— А тебе какое дело?
— Те, кто согласен с предложением мистера Пильбери, — направо; те, кто не согласен, — налево! — произнес Исаакс как можно громче.
Палата немедленно разделилась, и, прежде чем два непризнанных оратора успели опомниться, предложение их было опровергнуто большинством трехсот двадцати против двух.
Когда они ушли, Исаакс поставил вопрос об избрании Блумфильда в президенты, и Блумфильд был выбран единогласно, так как отделение директора не пожелало подавать голоса. Среди громких и продолжительных рукоплесканий новый президент занял свое место и, когда тишина была восстановлена, сказал:
— Я очень обязан вам, господа, за ваше избрание. Надеюсь, что наша школа будет процветать так же, как процветала доныне. Я со своей стороны постараюсь об этом. Я очень горжусь своим избранием в президенты парламента, горжусь почти так, как если б я был старшиной школы. Относительно же того, что сказал обо мне Кроссфильд, я надеюсь, что вы ему не поверили. По древним языкам я двенадцатый в классе. (Смех со стороны отделения директора.) Я кончил!
Конец заседания был скучен по сравнению с началом. Выборы на различные должности прошли без особенных волнений. После того как Блумфильд был выбран в президенты, весь ход заседания оказался в руках парретитов, которые воспользовались этим. Когда прочли список должностных лиц, то оказалось, что только один воспитанник из отделения директора получил место в «кабинете»: он был выбран канцлером казначейства. Гем оказался морским министром, Вибберлей — военным, Ашлей — министром внутренних дел, а Стреттер, юноша, сравнительно неизвестный, — первым министром. Все они принадлежали к отделению Паррета, которое, таким образом, могло льстить себя надеждой, что оно было оценено по заслугам, хотя другие отделения думали иначе.
В этот день заседание парламента кончилось очень поздно, и никто не пожалел, когда оно кончилось, потому что все устали.
IX
ЗАНЯТИЯ ХИМИЕЙ В ОТДЕЛЕНИИ МИСТЕРА ВЕЛЬЧА
— Ну, хорошие времена настали для нас, Пиль! Как ты находишь? Делай что хочешь, хоть на голове ходи, никто ничего не скажет, — говорил Кьюзек спустя несколько дней после заседания вильбайского парламента, описанного в последней главе.

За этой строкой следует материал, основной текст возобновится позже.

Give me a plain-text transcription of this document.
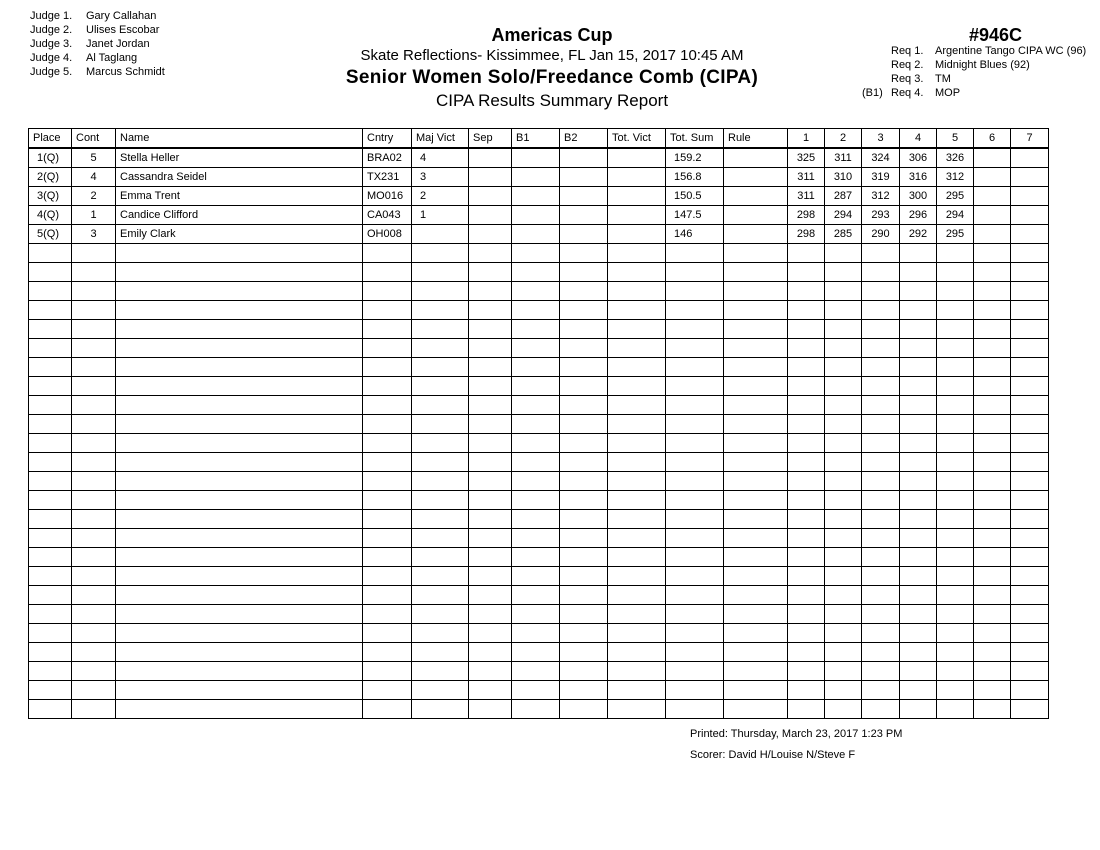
Judge 1. Gary Callahan
Judge 2. Ulises Escobar
Judge 3. Janet Jordan
Judge 4. Al Taglang
Judge 5. Marcus Schmidt
Americas Cup
Skate Reflections- Kissimmee, FL Jan 15, 2017 10:45 AM
Senior Women Solo/Freedance Comb (CIPA)
CIPA Results Summary Report
#946C
Req 1. Argentine Tango CIPA WC (96)
Req 2. Midnight Blues (92)
Req 3. TM
(B1) Req 4. MOP
Place	Cont	Name	Cntry	Maj Vict	Sep	B1	B2	Tot. Vict	Tot. Sum	Rule	1	2	3	4	5	6	7
1(Q)	5	Stella Heller	BRA02	4					159.2		325	311	324	306	326		
2(Q)	4	Cassandra Seidel	TX231	3					156.8		311	310	319	316	312		
3(Q)	2	Emma Trent	MO016	2					150.5		311	287	312	300	295		
4(Q)	1	Candice Clifford	CA043	1					147.5		298	294	293	296	294		
5(Q)	3	Emily Clark	OH008						146		298	285	290	292	295		

Printed: Thursday, March 23, 2017 1:23 PM
Scorer: David H/Louise N/Steve F
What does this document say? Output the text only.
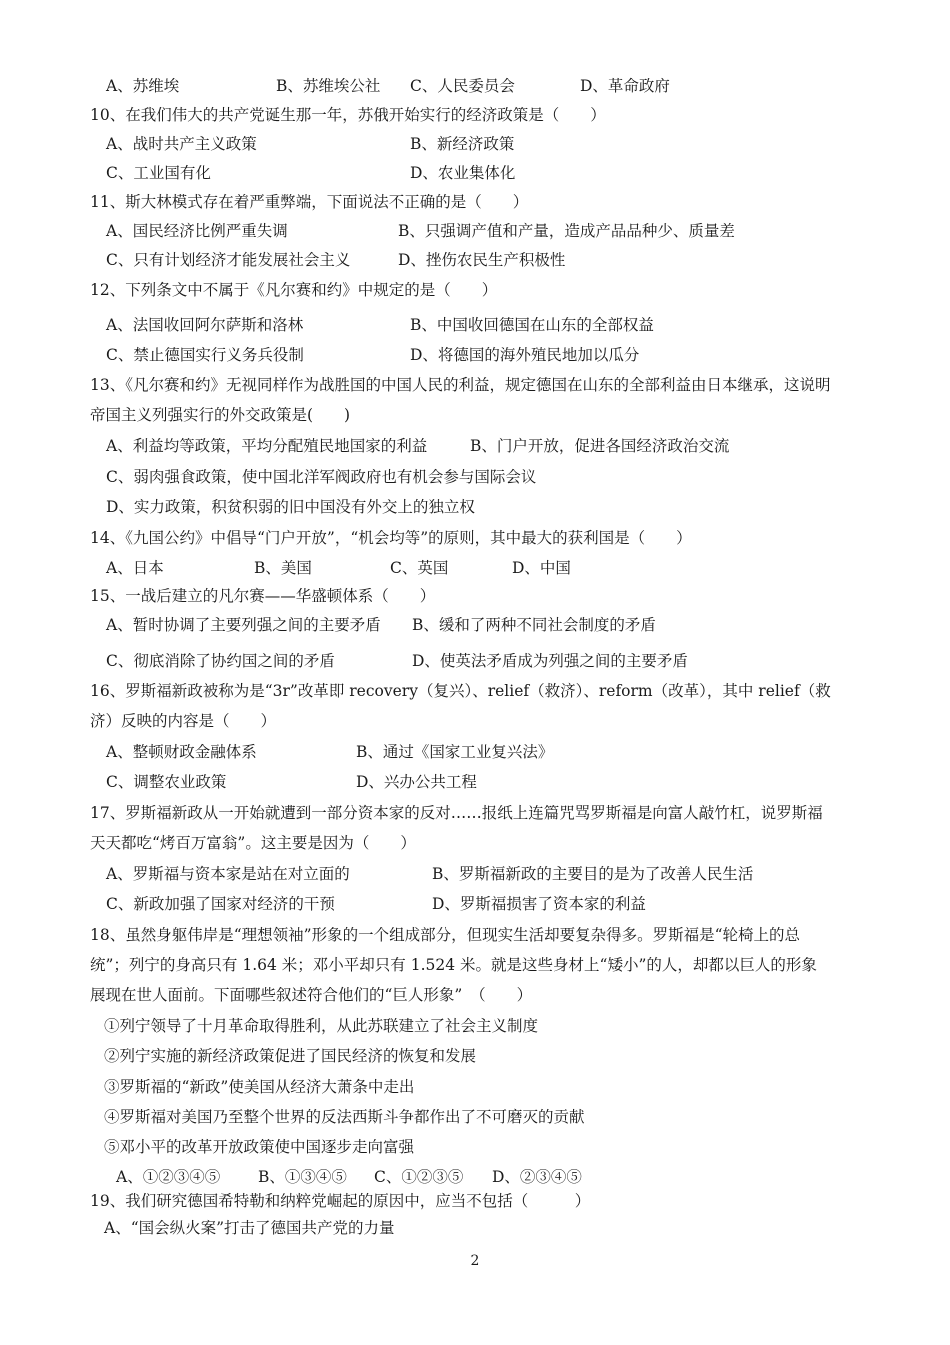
A、苏维埃	B、苏维埃公社 C、人民委员会	D、革命政府
10、在我们伟大的共产党诞生那一年，苏俄开始实行的经济政策是（　　）
A、战时共产主义政策	B、新经济政策
C、工业国有化	D、农业集体化
11、斯大林模式存在着严重弊端，下面说法不正确的是（　　）
A、国民经济比例严重失调	B、只强调产值和产量，造成产品品种少、质量差
C、只有计划经济才能发展社会主义	D、挫伤农民生产积极性
12、下列条文中不属于《凡尔赛和约》中规定的是（　　）
A、法国收回阿尔萨斯和洛林	B、中国收回德国在山东的全部权益
C、禁止德国实行义务兵役制	D、将德国的海外殖民地加以瓜分
13、《凡尔赛和约》无视同样作为战胜国的中国人民的利益，规定德国在山东的全部利益由日本继承，这说明
帝国主义列强实行的外交政策是(　　)
A、利益均等政策，平均分配殖民地国家的利益	B、门户开放，促进各国经济政治交流
C、弱肉强食政策，使中国北洋军阀政府也有机会参与国际会议
D、实力政策，积贫积弱的旧中国没有外交上的独立权
14、《九国公约》中倡导“门户开放”，“机会均等”的原则，其中最大的获利国是（　　）
A、日本	B、美国	C、英国	D、中国
15、一战后建立的凡尔赛——华盛顿体系（　　）
A、暂时协调了主要列强之间的主要矛盾 B、缓和了两种不同社会制度的矛盾
C、彻底消除了协约国之间的矛盾	D、使英法矛盾成为列强之间的主要矛盾
16、罗斯福新政被称为是“3r”改革即 recovery（复兴）、relief（救济）、reform（改革），其中 relief（救
济）反映的内容是（　　）
A、整顿财政金融体系	B、通过《国家工业复兴法》
C、调整农业政策	D、兴办公共工程
17、罗斯福新政从一开始就遭到一部分资本家的反对……报纸上连篇咒骂罗斯福是向富人敲竹杠，说罗斯福
天天都吃“烤百万富翁”。这主要是因为（　　）
A、罗斯福与资本家是站在对立面的	B、罗斯福新政的主要目的是为了改善人民生活
C、新政加强了国家对经济的干预	D、罗斯福损害了资本家的利益
18、虽然身躯伟岸是“理想领袖”形象的一个组成部分，但现实生活却要复杂得多。罗斯福是“轮椅上的总
统”；列宁的身高只有 1.64 米；邓小平却只有 1.524 米。就是这些身材上“矮小”的人，却都以巨人的形象
展现在世人面前。下面哪些叙述符合他们的“巨人形象”　（　　）
①列宁领导了十月革命取得胜利，从此苏联建立了社会主义制度
②列宁实施的新经济政策促进了国民经济的恢复和发展
③罗斯福的“新政”使美国从经济大萧条中走出
④罗斯福对美国乃至整个世界的反法西斯斗争都作出了不可磨灭的贡献
⑤邓小平的改革开放政策使中国逐步走向富强
A、①②③④⑤ B、①③④⑤ C、①②③⑤ D、②③④⑤
19、我们研究德国希特勒和纳粹党崛起的原因中，应当不包括（　　　）
A、“国会纵火案”打击了德国共产党的力量
2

— Не знаю, как сказать, — отозвался на это Пильбери; — я, например, получил сегодня нахлобучку от Котса за то, что кидал мячом в дверь отделения директора.
— Ну, еще бы! За шалости в чужом отделении всегда будет доставаться. Я не об этом говорю. Я говорю, что здесь, в нашем отделении, полная свобода. Взять, например, хоть Гулли: ну что это за старшина отделения! Вечно корпит над книгами. Сверни мы все себе шею, я думаю, он и не заметит.
— А если и заметит, так обрадуется, — засмеялся Пильбери.
— Да и Тукер не страшен: был ли хоть один случай, чтобы он пожаловался на нас школьному старшине?
— Как ему жаловаться, когда он сам постоянно нарушает школьные правила: бегает потихоньку в Шельпорт и заводит там драки. Как ты думаешь, что я нашел третьего дня в его шкатулке? Тринадцать окурков от сигар! Наверное, он собирает их по улицам в Шельпорте и потом на свободе докуривает…
— Хуже всех из наших старшин, по-моему, Сильк, С ним никогда не знаешь, что можно и чего нельзя: то спустит крупную шалость, то нажалуется по пустякам.
— Это оттого, что ему не до нас: у них с Джильксом вечно какие-то таинственные дела. Он бы и вовсе не обращал на нас внимания, да надо же показать остальным, что он исполняет свои обязанности, вот он нет-нет да и прицепится за какой-нибудь вздор и нажалуется.
— Пусть его жалуется! Чего нам бояться? Новый старшина сам всех боится. Слыхал ты, как он разбирал парретитов за то, что они опоздали на перекличку?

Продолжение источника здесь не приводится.